L’énergie solaire est un mode de production énergétique respectueux de l’environnement. Le recyclage des panneaux solaires est bien avancé, ce qui nous permet de considérer comme relativement bon leur impact sur l’environnement.

Source/Technique
Catégorie
Note
Énergie solaire concentrée
Émissions de CO2
++
Facteurs externes (déchets, impact social, rejets autres que les émissions de CO2…)
+

L’énergie solaire concentrée est surtout utilisée dans des régions vraiment très ensoleillées (le sud de l’Espagne, l’Afrique du Nord…) À l’aide de miroirs, le rayonnement solaire est concentré pour chauffer un liquide qui est porté à haute température et qui peut ainsi servir à produire de la chaleur ou à entraîner des turbines à vapeur afin de générer de l’électricité. Certaines installations peuvent stocker de la chaleur et maintenir une haute température, ce qui permet aussi de produire de l’électricité pendant la nuit. Dans les pays qui doivent faire face à une pénurie d’eau, ces centrales solaires peuvent poser problème car la plupart utilisent de l’eau dans leur cycle de vapeur. Il est néanmoins possible de combiner la centrale avec le dessalement, par lequel on peut produire de l’eau potable au départ d’eau de mer.

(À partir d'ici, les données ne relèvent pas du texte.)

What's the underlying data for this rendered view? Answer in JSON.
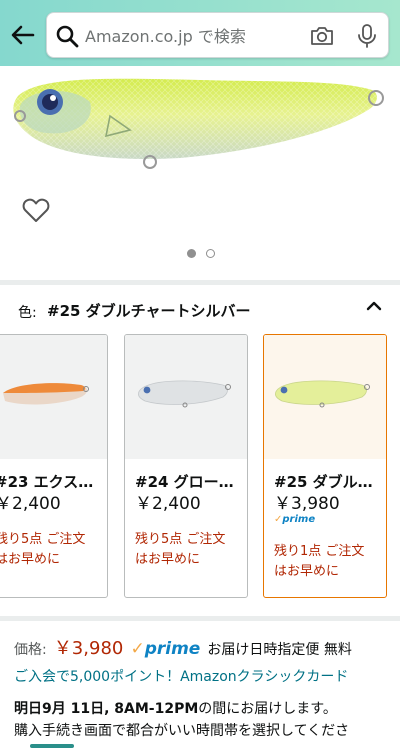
{
  "search": {
    "placeholder": "Amazon.co.jp で検索",
    "icons": [
      "back-arrow-icon",
      "search-icon",
      "camera-icon",
      "microphone-icon"
    ]
  },
  "gallery": {
    "current_image": 1,
    "total_images": 2
  },
  "color_selector": {
    "label": "色:",
    "selected": "#25 ダブルチャートシルバー",
    "options": [
      {
        "name": "#23 エクス…",
        "price": "￥2,400",
        "prime": "",
        "stock_line1": "残り5点 ご注文",
        "stock_line2": "はお早めに"
      },
      {
        "name": "#24 グロー…",
        "price": "￥2,400",
        "prime": "",
        "stock_line1": "残り5点 ご注文",
        "stock_line2": "はお早めに"
      },
      {
        "name": "#25 ダブル…",
        "price": "￥3,980",
        "prime": "prime",
        "stock_line1": "残り1点 ご注文",
        "stock_line2": "はお早めに"
      }
    ]
  },
  "purchase": {
    "price_label": "価格:",
    "price": "￥3,980",
    "prime": "prime",
    "delivery_option": "お届け日時指定便 無料",
    "points_offer": "ご入会で5,000ポイント！Amazonクラシックカード",
    "delivery_bold": "明日9月 11日, 8AM-12PM",
    "delivery_rest": "の間にお届けします。",
    "delivery_line2": "購入手続き画面で都合がいい時間帯を選択してくださ"
  },
  "colors": {
    "header_start": "#85d8ce",
    "header_end": "#a6e7ce",
    "price_red": "#b12704",
    "link_teal": "#007185",
    "prime_blue": "#0f83c4",
    "selected_border": "#e77600"
  }
}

Et enfin, il existe aussi des solutions qui ne nécessitent pas d’eau.

Source/Technique
Catégorie
Note
Éolien terrestre
Émissions de CO2
++
Facteurs externes (déchets, impact social, rejets autres que les émissions de CO2…)
+

Pendant ce temps, les éoliennes terrestres sont devenues une source d’énergie compétitive et durable. Il est possible de minimiser l’impact des éoliennes sur l’environnement en choisissant leur implantation en concertation avec les riverains et les administrations communales. L’impact sur les écosystèmes dans l’environnement direct des éoliennes reste limité, surtout en comparaison avec les combustibles fossiles et l’énergie nucléaire. Greenpeace leur attribue donc aussi une note positive pour leurs incidences environnementales externes.

Source/Technique
Catégorie
Note
Éolien offshore
Émissions de CO2
++
Facteurs externes (déchets, impact social, rejets autres que les émissions de CO2…)
+

Les éoliennes installées en mer nécessitent une forte intensité de capital, mais elles fournissent plus d’énergie. Leur prix de revient a baissé récemment. L’impact des éoliennes offshore sur les écosystèmes situés dans leur voisinage immédiat est très faible – mieux encore, de nouveaux écosystèmes se développent autour des parcs éoliens actuels.

Source/Technique
Catégorie
Note
Hydroélectricité (fleuve ou rivière)
Émissions de CO2
++
Facteurs externes (déchets, impact social, rejets autres que les émissions de CO2…)
+

L’hydroélectricité produite dans un fleuve ou une rivière dépend de son débit, qui peut varier selon les saisons. Ce type d’hydroélectricité est généralement produit sur une petite échelle. Son impact sur l’environnement et l’écosystème est vraiment limité. Greenpeace soutient ce genre d’hydroélectricité.

Source/Technique
Catégorie
Note
Hydroélectricité à petite échelle <10 MW
Émissions de CO2
++
Facteurs externes (déchets, impact social, rejets autres que les émissions de CO2…)
+/-

Ce type d’hydroélectricité se sert d’un réservoir. La technologie est bien au point. À petite échelle, l’impact de ce type de centrale hydroélectrique reste généralement limité.